Register at DSLReports and run their Line Quality Tests. It's best to run this test with a direct wired connection to eliminate any wireless issues from the results. It's useful many times to run this test several times, and we'd like to see each of the results. Post the results link from the top of the test display page for each test run here.

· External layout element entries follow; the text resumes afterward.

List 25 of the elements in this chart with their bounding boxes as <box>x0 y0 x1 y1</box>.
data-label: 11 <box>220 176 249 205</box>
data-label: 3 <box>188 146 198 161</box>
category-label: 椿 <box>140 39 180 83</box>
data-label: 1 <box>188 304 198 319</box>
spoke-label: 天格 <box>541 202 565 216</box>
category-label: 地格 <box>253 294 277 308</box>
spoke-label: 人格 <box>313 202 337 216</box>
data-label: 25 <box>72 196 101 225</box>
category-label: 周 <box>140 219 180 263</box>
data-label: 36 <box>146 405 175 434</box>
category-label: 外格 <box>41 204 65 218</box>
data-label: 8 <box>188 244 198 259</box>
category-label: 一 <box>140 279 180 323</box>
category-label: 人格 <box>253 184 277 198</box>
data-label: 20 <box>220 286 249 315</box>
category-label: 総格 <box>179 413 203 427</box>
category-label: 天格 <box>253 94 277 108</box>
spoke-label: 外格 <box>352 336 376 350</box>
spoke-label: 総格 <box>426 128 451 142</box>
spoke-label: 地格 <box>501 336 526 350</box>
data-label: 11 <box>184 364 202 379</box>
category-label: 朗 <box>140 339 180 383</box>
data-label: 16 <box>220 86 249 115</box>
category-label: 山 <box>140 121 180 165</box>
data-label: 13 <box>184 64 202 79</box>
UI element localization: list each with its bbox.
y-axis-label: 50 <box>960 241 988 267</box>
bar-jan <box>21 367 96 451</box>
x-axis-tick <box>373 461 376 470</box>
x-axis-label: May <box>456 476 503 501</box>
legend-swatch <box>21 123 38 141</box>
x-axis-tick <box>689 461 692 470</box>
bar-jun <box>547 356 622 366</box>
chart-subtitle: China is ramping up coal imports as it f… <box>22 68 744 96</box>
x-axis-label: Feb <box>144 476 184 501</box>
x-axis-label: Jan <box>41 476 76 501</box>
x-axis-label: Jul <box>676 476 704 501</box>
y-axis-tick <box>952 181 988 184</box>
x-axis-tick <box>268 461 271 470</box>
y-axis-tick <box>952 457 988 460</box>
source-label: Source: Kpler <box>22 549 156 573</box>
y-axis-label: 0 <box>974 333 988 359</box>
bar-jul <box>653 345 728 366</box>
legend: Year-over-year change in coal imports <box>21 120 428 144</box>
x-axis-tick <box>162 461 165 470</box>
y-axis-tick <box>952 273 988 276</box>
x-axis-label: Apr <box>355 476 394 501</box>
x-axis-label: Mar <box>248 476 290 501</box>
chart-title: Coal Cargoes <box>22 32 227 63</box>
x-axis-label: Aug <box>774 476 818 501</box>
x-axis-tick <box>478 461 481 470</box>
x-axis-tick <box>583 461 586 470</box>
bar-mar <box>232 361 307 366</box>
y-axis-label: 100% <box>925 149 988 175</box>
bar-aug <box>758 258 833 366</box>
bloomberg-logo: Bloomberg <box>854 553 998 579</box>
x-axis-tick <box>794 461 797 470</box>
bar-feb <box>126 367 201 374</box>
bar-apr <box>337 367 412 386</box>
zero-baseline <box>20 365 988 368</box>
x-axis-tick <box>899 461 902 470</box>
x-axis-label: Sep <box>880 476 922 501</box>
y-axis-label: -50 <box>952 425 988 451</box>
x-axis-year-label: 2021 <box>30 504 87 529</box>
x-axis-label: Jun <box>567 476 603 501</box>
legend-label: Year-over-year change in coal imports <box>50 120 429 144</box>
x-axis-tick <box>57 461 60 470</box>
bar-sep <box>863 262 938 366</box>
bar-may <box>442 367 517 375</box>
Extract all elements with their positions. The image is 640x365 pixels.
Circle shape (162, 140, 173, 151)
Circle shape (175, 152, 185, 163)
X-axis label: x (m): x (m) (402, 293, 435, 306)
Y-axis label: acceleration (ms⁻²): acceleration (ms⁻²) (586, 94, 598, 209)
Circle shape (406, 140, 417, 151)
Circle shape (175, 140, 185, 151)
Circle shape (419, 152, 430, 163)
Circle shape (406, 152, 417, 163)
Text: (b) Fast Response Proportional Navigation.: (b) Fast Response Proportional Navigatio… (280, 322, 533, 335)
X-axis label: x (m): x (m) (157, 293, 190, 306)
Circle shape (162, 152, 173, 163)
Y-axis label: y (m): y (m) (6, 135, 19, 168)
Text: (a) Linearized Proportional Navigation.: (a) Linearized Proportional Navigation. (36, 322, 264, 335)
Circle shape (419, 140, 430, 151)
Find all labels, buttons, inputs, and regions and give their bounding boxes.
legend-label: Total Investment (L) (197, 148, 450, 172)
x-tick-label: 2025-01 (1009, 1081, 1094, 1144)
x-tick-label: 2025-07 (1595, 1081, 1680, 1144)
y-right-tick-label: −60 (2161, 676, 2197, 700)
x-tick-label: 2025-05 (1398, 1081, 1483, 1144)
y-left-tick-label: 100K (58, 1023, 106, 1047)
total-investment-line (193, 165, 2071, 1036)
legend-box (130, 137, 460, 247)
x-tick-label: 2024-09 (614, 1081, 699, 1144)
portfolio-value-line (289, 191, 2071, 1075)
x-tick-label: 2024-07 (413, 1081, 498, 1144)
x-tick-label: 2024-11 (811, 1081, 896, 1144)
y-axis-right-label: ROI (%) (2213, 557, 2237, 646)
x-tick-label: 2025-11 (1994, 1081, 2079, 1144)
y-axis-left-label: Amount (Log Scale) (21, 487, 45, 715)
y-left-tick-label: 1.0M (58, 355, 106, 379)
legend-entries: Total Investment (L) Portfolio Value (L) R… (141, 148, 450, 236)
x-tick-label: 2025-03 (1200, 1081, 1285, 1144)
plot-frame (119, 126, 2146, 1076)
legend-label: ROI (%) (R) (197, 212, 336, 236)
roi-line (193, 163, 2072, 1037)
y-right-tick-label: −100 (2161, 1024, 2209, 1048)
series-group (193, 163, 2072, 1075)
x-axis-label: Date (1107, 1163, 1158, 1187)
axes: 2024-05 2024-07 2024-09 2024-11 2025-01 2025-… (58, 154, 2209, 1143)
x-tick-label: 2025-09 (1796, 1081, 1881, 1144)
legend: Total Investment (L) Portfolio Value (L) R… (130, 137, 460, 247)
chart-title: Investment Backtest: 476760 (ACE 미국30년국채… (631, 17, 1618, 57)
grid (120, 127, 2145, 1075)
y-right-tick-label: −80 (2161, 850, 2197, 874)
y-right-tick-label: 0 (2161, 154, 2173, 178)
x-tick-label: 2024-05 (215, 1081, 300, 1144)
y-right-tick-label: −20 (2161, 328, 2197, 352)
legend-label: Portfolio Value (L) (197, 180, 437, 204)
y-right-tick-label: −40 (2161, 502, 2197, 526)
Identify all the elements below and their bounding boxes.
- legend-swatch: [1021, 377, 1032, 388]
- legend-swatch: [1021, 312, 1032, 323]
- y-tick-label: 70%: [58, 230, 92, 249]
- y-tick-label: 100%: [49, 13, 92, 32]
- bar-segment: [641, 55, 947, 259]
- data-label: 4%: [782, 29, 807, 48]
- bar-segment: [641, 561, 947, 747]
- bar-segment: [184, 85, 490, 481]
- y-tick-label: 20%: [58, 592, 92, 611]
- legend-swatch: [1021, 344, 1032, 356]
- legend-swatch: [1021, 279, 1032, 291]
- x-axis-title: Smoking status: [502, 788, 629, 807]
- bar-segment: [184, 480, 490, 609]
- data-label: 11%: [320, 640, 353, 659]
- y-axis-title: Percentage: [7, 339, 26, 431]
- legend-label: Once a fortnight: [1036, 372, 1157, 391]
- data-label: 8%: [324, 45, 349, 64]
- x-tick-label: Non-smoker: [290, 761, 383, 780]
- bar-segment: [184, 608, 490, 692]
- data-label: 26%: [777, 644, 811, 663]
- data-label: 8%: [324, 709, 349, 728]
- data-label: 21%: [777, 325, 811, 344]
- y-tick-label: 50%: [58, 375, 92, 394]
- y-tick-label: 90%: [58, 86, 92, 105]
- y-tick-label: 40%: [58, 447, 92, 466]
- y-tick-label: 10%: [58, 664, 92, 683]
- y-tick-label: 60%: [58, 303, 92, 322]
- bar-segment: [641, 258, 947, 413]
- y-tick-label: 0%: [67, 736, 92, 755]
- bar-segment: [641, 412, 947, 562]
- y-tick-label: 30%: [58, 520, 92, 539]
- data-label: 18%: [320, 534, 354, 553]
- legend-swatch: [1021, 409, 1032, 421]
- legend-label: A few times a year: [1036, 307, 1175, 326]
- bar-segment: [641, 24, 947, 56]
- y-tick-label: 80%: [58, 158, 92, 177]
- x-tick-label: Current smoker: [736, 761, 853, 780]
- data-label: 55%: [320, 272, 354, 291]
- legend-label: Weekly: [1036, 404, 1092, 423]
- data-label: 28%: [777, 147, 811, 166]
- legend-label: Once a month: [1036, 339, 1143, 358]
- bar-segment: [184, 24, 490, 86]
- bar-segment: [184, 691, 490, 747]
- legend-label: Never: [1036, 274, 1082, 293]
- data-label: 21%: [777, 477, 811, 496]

The link to post is near the top of the page and looks like:

If you wish to post this result to a forum, please copy/paste this URL
*http://www.dslreports.com/linequality/nil/2357195* <- _sample only, yours will obviously be different!_
and your IP will be disguised.

Copy/paste that link here.

*Note:* _You will have to enable PING (ICMP) request response either in your router (if you have one), or in your computer's firewall for direct modem connections. This is very important to get the most important part of the test to run._


----------



## macuser554 (Feb 3, 2009)

http://www.dslreports.com/linequality/nil/2484829


----------



## macuser554 (Feb 3, 2009)

http://www.dslreports.com/linequality/nil/2484838


----------



## macuser554 (Feb 3, 2009)

http://www.dslreports.com/linequality/nil/2484847


----------



## johnwill (Sep 26, 2002)

It appears you have some line quality issues, I'd be leaning on the ISP. If it started with the new modem, I'd be asking for a different model.


----------